Ha, didn’t see that one coming, did you? Thought I’d promote someone else for a change. Deterring Armageddon: A Biography of NATO is the result of several years’ hard work by one of my oldest friends, Reuters’ global affairs correspondent Peter Apps, a man I have known long enough that just trying to think of ways to describe it short-circuits my brain.1 I have only had a chance to flick through the early chapters, but now my own new book is finally, finally done, I am looking forward to a chance to kick back, relax and learn about how the world has not thus far dissolved into nuclear fire.
Please do feel free to pre-order my book A History of the World in 47 Borders too, though. More than one of my early readers has told me they immediately passed it onto a family member, so I’m starting to suspect it might actually be… good?
Anyway. One of the most popular genres of columns, with those who write them if not those who have to read the bloody things, can concisely be summed up thus: “This latest news just confirms the need to do the thing I’ve always thought we should do anyway.” I mention this here, just so you understand that there is at least a modicum of self-awareness in everything that follows.
Transport for London’s decision to split the London Overground into six shows why we need a new tube map
Four years ago, in a shameless bid for viral nerd content, I started a Twitter thread about why the London Overground network should have names and what they would be if it did. That turned into an article, and a few months later I persuaded Rory Stewart, of all people, to take an interest in the plan during his brief and bizarre period of walking the streets of London asking strangers if they might offer him a place to sleep and also if they’d like him to be mayor. A year after that, a promise to create individual line identities found its way into Sadiq Khan’s 2021 manifesto, and while the only evidence I have that this was anything to do with me is a half-remembered conversation with a policy advisor at the next year’s Labour Conference, I’ll take it.
All of which means that last Thursday, when Transport for London unveiled the names of the new lines, and the whole city spent hours furiously debating them, was a pretty big day for me personally.

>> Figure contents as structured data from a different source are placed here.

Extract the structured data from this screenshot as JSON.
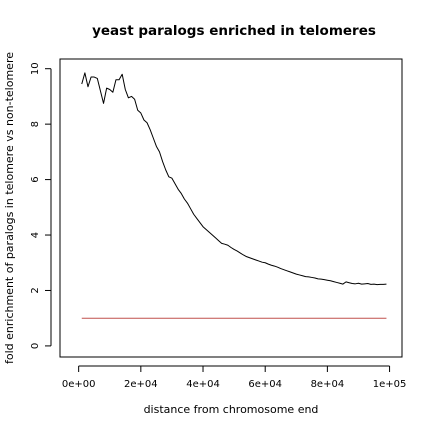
{
  "chart_data": {
    "type": "line",
    "title": "yeast paralogs enriched in telomeres",
    "xlabel": "distance from chromosome end",
    "ylabel": "fold enrichment of paralogs in telomere vs non-telomere",
    "xlim": [
      -6000,
      104000
    ],
    "ylim": [
      -0.4,
      10.35
    ],
    "x_ticks": [
      0,
      20000,
      40000,
      60000,
      80000,
      100000
    ],
    "x_tick_labels": [
      "0e+00",
      "2e+04",
      "4e+04",
      "6e+04",
      "8e+04",
      "1e+05"
    ],
    "y_ticks": [
      0,
      2,
      4,
      6,
      8,
      10
    ],
    "y_tick_labels": [
      "0",
      "2",
      "4",
      "6",
      "8",
      "10"
    ],
    "grid": false,
    "legend": "none",
    "series": [
      {
        "color": "#000000",
        "x": [
          1000,
          2000,
          3000,
          4000,
          5000,
          6000,
          7000,
          8000,
          9000,
          10000,
          11000,
          12000,
          13000,
          14000,
          15000,
          16000,
          17000,
          18000,
          19000,
          20000,
          21000,
          22000,
          23000,
          24000,
          25000,
          26000,
          27000,
          28000,
          29000,
          30000,
          31000,
          32000,
          33000,
          34000,
          35000,
          36000,
          37000,
          38000,
          39000,
          40000,
          41000,
          42000,
          43000,
          44000,
          45000,
          46000,
          47000,
          48000,
          49000,
          50000,
          51000,
          52000,
          53000,
          54000,
          55000,
          56000,
          57000,
          58000,
          59000,
          60000,
          61000,
          62000,
          63000,
          64000,
          65000,
          66000,
          67000,
          68000,
          69000,
          70000,
          71000,
          72000,
          73000,
          74000,
          75000,
          76000,
          77000,
          78000,
          79000,
          80000,
          81000,
          82000,
          83000,
          84000,
          85000,
          86000,
          87000,
          88000,
          89000,
          90000,
          91000,
          92000,
          93000,
          94000,
          95000,
          96000,
          97000,
          98000,
          99000
        ],
        "values": [
          9.45,
          9.85,
          9.35,
          9.7,
          9.7,
          9.65,
          9.2,
          8.75,
          9.3,
          9.25,
          9.15,
          9.6,
          9.6,
          9.8,
          9.25,
          8.95,
          9.0,
          8.9,
          8.5,
          8.4,
          8.15,
          8.05,
          7.8,
          7.5,
          7.2,
          7.0,
          6.65,
          6.35,
          6.1,
          6.05,
          5.85,
          5.65,
          5.5,
          5.3,
          5.15,
          4.95,
          4.75,
          4.6,
          4.45,
          4.3,
          4.2,
          4.1,
          4.0,
          3.9,
          3.8,
          3.7,
          3.67,
          3.63,
          3.55,
          3.48,
          3.42,
          3.35,
          3.28,
          3.22,
          3.18,
          3.14,
          3.1,
          3.06,
          3.02,
          3.0,
          2.95,
          2.91,
          2.88,
          2.84,
          2.79,
          2.75,
          2.71,
          2.67,
          2.63,
          2.59,
          2.56,
          2.53,
          2.5,
          2.49,
          2.47,
          2.45,
          2.42,
          2.41,
          2.39,
          2.37,
          2.35,
          2.32,
          2.29,
          2.26,
          2.23,
          2.31,
          2.28,
          2.25,
          2.24,
          2.26,
          2.23,
          2.24,
          2.25,
          2.22,
          2.23,
          2.21,
          2.22,
          2.22,
          2.23
        ]
      },
      {
        "color": "#c0504d",
        "x": [
          1000,
          99000
        ],
        "values": [
          1.0,
          1.0
        ]
      }
    ]
  }
}
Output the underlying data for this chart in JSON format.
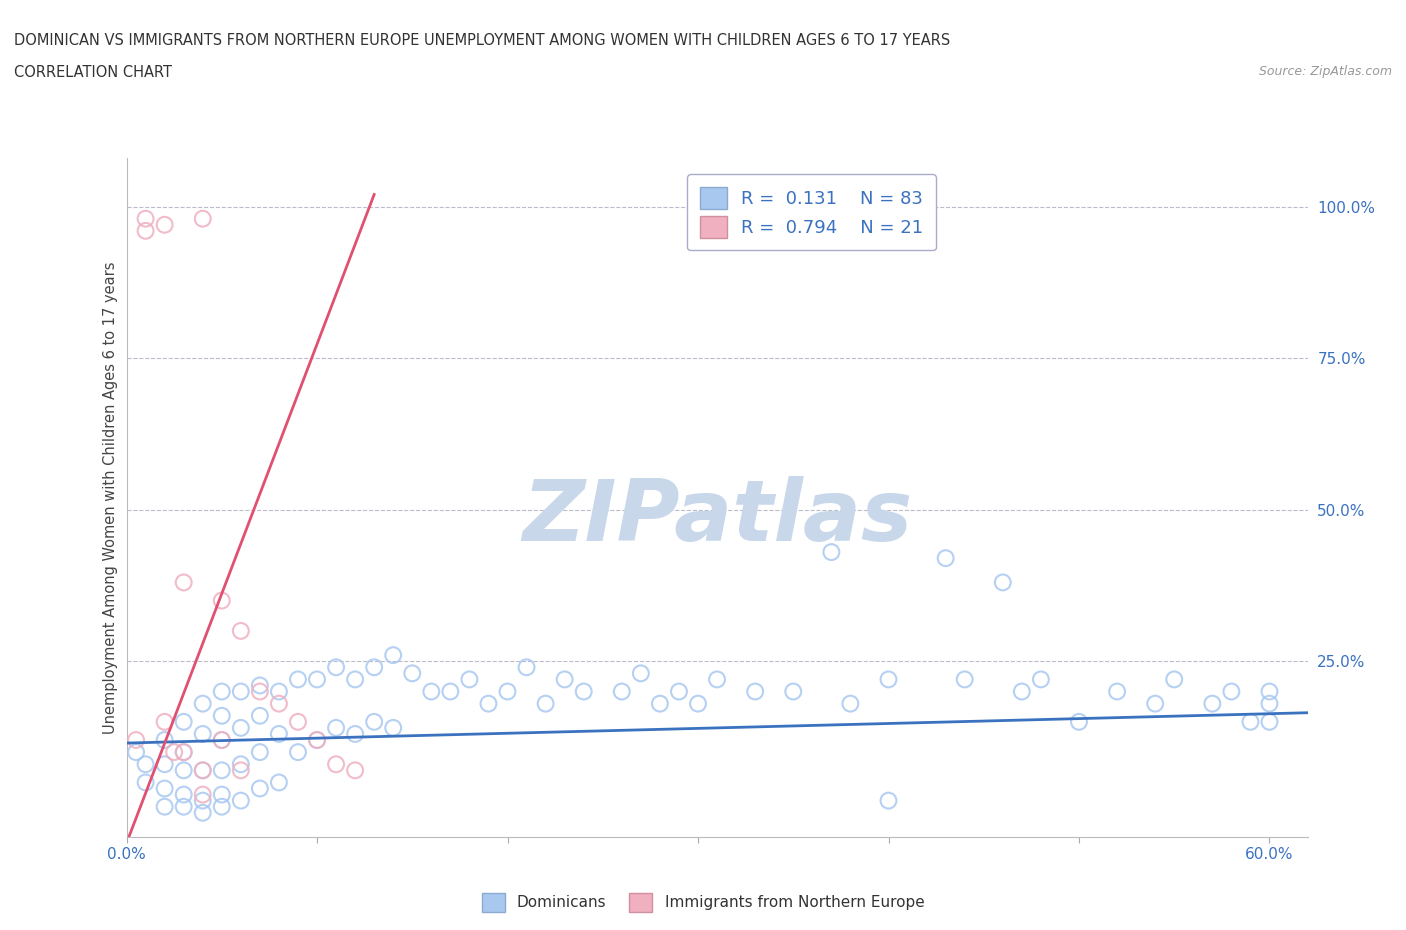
{
  "title_line1": "DOMINICAN VS IMMIGRANTS FROM NORTHERN EUROPE UNEMPLOYMENT AMONG WOMEN WITH CHILDREN AGES 6 TO 17 YEARS",
  "title_line2": "CORRELATION CHART",
  "source": "Source: ZipAtlas.com",
  "ylabel": "Unemployment Among Women with Children Ages 6 to 17 years",
  "xlim": [
    0.0,
    0.62
  ],
  "ylim": [
    -0.04,
    1.08
  ],
  "xtick_vals": [
    0.0,
    0.1,
    0.2,
    0.3,
    0.4,
    0.5,
    0.6
  ],
  "xtick_labels": [
    "0.0%",
    "",
    "",
    "",
    "",
    "",
    "60.0%"
  ],
  "ytick_right_vals": [
    0.0,
    0.25,
    0.5,
    0.75,
    1.0
  ],
  "ytick_right_labels": [
    "",
    "25.0%",
    "50.0%",
    "75.0%",
    "100.0%"
  ],
  "blue_color": "#A8C8F0",
  "pink_color": "#F0B0C0",
  "blue_line_color": "#3B72C0",
  "pink_line_color": "#E05070",
  "R_blue": 0.131,
  "N_blue": 83,
  "R_pink": 0.794,
  "N_pink": 21,
  "watermark": "ZIPatlas",
  "watermark_color": "#C8D8EA",
  "legend_label_blue": "Dominicans",
  "legend_label_pink": "Immigrants from Northern Europe",
  "blue_scatter_x": [
    0.005,
    0.01,
    0.01,
    0.02,
    0.02,
    0.02,
    0.02,
    0.03,
    0.03,
    0.03,
    0.03,
    0.03,
    0.04,
    0.04,
    0.04,
    0.04,
    0.04,
    0.05,
    0.05,
    0.05,
    0.05,
    0.05,
    0.05,
    0.06,
    0.06,
    0.06,
    0.06,
    0.07,
    0.07,
    0.07,
    0.07,
    0.08,
    0.08,
    0.08,
    0.09,
    0.09,
    0.1,
    0.1,
    0.11,
    0.11,
    0.12,
    0.12,
    0.13,
    0.13,
    0.14,
    0.14,
    0.15,
    0.16,
    0.17,
    0.18,
    0.19,
    0.2,
    0.21,
    0.22,
    0.23,
    0.24,
    0.26,
    0.27,
    0.28,
    0.29,
    0.3,
    0.31,
    0.33,
    0.35,
    0.37,
    0.38,
    0.4,
    0.4,
    0.43,
    0.44,
    0.46,
    0.47,
    0.48,
    0.5,
    0.52,
    0.54,
    0.55,
    0.57,
    0.58,
    0.59,
    0.6,
    0.6,
    0.6
  ],
  "blue_scatter_y": [
    0.1,
    0.08,
    0.05,
    0.12,
    0.08,
    0.04,
    0.01,
    0.15,
    0.1,
    0.07,
    0.03,
    0.01,
    0.18,
    0.13,
    0.07,
    0.02,
    0.0,
    0.2,
    0.16,
    0.12,
    0.07,
    0.03,
    0.01,
    0.2,
    0.14,
    0.08,
    0.02,
    0.21,
    0.16,
    0.1,
    0.04,
    0.2,
    0.13,
    0.05,
    0.22,
    0.1,
    0.22,
    0.12,
    0.24,
    0.14,
    0.22,
    0.13,
    0.24,
    0.15,
    0.26,
    0.14,
    0.23,
    0.2,
    0.2,
    0.22,
    0.18,
    0.2,
    0.24,
    0.18,
    0.22,
    0.2,
    0.2,
    0.23,
    0.18,
    0.2,
    0.18,
    0.22,
    0.2,
    0.2,
    0.43,
    0.18,
    0.22,
    0.02,
    0.42,
    0.22,
    0.38,
    0.2,
    0.22,
    0.15,
    0.2,
    0.18,
    0.22,
    0.18,
    0.2,
    0.15,
    0.2,
    0.15,
    0.18
  ],
  "pink_scatter_x": [
    0.005,
    0.01,
    0.01,
    0.02,
    0.02,
    0.025,
    0.03,
    0.03,
    0.04,
    0.04,
    0.04,
    0.05,
    0.05,
    0.06,
    0.06,
    0.07,
    0.08,
    0.09,
    0.1,
    0.11,
    0.12
  ],
  "pink_scatter_y": [
    0.12,
    0.98,
    0.96,
    0.97,
    0.15,
    0.1,
    0.38,
    0.1,
    0.98,
    0.07,
    0.03,
    0.35,
    0.12,
    0.3,
    0.07,
    0.2,
    0.18,
    0.15,
    0.12,
    0.08,
    0.07
  ],
  "blue_trend_x": [
    0.0,
    0.62
  ],
  "blue_trend_y": [
    0.115,
    0.165
  ],
  "pink_trend_x": [
    0.0,
    0.13
  ],
  "pink_trend_y": [
    -0.05,
    1.02
  ]
}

I wrote about the new names for the Guardian. I talked about it on the BBC World Service’s Newshour (from minute 49). I got a pretty big kick out of imagining listeners in Toronto or Tehran listening, baffled, while I debated the finer points of London transport nomenclature.2
But I, very much the Mick Jagger of transport commentary, am not satisfied. There is more to be done. As I told the audibly shocked BBC World Service presenter, Tim Franks, when he praised the clarity of London’s tube map, the map lost its way a very long time ago. The rebranding of the Overground provides a great moment to rethink things from first principles.